Gotham City is slightly more grounded than it would become in Batman Forever, but it still looks like a bleak gothic fantasy straight out of a 1930s comic book, and is remembered as a landmark in production design. Fortunately, this was the stage of Tim Burton's career where he cared about more than just impressive visuals, and the story, of two equal-yet-opposite freaks enabling each other and pushing each other to their limits still resonates strongly with both comic book fans and general audiences. Plus, this film led to the creation of Batman: The Animated Series, one of the most beloved cartoons of all time.
"You Will Believe a Man Can Fly."
So promises the tagline of Superman: The Movie. Richard Donner directed the film with the intent of stripping away the camp and promising audiences a fully believable version of the character and his story.

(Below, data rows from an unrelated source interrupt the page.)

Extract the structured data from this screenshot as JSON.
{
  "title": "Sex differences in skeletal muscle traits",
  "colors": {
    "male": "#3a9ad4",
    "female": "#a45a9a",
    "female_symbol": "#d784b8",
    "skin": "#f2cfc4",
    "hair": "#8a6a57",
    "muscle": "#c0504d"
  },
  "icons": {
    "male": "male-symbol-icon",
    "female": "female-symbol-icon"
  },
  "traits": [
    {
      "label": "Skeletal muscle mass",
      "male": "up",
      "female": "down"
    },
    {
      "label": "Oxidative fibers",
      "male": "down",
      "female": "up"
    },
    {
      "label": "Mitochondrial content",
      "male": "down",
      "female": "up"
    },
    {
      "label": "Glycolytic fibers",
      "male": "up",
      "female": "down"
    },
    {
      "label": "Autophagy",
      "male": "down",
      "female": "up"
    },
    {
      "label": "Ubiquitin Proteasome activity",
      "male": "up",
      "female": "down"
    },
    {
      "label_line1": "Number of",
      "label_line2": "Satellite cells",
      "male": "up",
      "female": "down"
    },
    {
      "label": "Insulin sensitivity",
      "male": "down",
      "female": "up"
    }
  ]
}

To achieve this verisimilitude, as he called it, Donner shot the film like an old-school Hollywood epic, rather than a simple action film. Christopher Reeve is revered as the greatest actor ever to wear the tights, with his winning smile and genuine sincerity. Marlon Brando's portrayal of "Jor-El as Space God" with his son as "Space Jesus" was introduced in this film and has since become an integral part of subsequent film iterations of the character.
Its special effects were groundbreaking at the time and still hold up (to an extent) today. Superman: The Movie was truly the first modern superhero film, and its influence persists on every single one of today's MCU and DCU films. Just make sure you see the Director's Cut, which cleans up many of the special effects and improves the pacing, lending the film an even more timeless feel.

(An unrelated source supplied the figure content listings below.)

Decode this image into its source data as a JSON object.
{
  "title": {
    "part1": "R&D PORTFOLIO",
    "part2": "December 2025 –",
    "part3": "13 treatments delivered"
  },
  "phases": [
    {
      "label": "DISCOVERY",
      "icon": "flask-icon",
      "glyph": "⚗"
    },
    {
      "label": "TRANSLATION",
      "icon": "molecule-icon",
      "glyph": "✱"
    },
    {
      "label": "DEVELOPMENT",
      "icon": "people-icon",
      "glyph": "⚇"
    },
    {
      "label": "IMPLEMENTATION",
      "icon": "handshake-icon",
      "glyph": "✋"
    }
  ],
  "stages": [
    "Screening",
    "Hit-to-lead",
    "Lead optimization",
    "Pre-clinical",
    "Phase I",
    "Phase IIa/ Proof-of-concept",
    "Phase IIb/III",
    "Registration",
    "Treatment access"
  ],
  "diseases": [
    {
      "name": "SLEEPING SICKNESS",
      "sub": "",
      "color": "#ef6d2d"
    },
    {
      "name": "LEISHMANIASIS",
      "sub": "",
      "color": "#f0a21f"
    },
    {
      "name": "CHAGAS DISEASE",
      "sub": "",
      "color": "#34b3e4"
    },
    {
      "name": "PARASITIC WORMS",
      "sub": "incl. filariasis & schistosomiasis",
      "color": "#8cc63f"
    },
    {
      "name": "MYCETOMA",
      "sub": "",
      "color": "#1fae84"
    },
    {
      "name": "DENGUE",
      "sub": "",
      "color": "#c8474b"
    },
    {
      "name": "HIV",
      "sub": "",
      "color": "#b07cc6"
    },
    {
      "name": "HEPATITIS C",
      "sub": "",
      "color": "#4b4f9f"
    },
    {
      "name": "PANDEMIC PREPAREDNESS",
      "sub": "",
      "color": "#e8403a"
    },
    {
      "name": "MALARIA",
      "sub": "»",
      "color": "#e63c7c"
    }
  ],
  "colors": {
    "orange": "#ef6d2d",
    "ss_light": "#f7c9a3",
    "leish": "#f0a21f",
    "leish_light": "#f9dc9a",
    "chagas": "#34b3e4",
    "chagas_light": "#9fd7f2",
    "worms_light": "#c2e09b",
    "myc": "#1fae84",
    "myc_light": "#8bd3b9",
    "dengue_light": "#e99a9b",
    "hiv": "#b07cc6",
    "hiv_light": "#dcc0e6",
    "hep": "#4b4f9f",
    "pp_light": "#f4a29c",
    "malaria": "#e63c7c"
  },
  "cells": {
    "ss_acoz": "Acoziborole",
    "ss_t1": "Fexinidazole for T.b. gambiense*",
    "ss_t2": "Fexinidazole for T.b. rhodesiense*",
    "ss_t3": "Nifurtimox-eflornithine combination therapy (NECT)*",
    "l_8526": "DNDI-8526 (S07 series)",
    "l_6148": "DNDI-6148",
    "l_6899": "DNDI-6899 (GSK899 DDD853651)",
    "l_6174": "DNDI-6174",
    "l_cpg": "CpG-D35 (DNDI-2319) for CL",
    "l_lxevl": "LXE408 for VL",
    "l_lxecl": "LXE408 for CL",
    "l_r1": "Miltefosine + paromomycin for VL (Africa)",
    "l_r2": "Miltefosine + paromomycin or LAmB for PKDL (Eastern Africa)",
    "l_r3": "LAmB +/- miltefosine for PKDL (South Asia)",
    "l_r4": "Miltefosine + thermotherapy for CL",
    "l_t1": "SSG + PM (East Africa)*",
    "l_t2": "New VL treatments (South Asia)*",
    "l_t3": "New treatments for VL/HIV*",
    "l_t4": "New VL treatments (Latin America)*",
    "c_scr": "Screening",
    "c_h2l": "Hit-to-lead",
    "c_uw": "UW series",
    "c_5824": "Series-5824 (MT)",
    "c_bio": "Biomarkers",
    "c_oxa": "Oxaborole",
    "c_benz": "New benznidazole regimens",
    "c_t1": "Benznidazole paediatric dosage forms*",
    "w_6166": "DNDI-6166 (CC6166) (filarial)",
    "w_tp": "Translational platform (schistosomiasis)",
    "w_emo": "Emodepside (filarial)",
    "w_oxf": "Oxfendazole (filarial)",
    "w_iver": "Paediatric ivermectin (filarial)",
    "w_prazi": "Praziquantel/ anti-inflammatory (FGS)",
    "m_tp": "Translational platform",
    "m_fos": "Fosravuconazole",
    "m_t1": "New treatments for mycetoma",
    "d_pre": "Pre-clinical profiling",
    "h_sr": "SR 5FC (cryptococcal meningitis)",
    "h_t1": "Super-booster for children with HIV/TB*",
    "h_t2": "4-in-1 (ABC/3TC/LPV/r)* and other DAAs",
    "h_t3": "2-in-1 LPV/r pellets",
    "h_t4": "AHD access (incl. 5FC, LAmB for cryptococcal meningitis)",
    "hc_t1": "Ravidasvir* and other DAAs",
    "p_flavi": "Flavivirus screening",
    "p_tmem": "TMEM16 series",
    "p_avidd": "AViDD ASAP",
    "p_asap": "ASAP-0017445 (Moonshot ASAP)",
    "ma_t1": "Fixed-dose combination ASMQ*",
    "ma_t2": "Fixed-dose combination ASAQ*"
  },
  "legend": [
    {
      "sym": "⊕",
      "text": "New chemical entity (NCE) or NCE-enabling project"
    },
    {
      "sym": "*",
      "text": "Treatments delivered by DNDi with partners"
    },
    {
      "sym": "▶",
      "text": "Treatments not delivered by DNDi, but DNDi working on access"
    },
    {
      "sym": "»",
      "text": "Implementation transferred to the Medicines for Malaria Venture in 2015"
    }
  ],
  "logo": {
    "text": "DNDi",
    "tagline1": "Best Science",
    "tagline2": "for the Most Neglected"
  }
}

It was a close call, but we just had to give the top spot on our list to The Dark Knight. Warner Brothers basically gave Christopher Nolan and his team the freedom to run wild with Batman, and this masterpiece is what they came up with. In one corner, we have Batman, and in the other, we have The Joker. Order and chaos in their purest forms, fascism and anarchy, with Harvey Dent, the white knight of Gotham City, in the middle. The Dark Knight succeeds where its sequel falters because of this trinity of characters, who balance each other out perfectly. The Joker's black comedy and disturbing character adds some serious pep to the two and a half hour film (Heath Ledger won a posthumous Oscar for his performance), but Aaron Eckhart's Harvey Dent/Two Face is the real heart and soul of the story.
An argument could be made that The Joker is too much of a villainous Mary Sue of sorts in that he always knows what's going to happen, no matter how improbable. For an agent of chaos, his schemes are meticulously planned out, and he possesses an annoying level of omniscience. Nevertheless, The Dark Knight is a case where the momentum of the film is so strong, and the performances so grand, and the themes so engrossing, that we hardly notice such minor contrivances. We'll likely never get another Christopher Nolan Batman film, but at least we can be content knowing they simply don't get much better than The Dark Knight.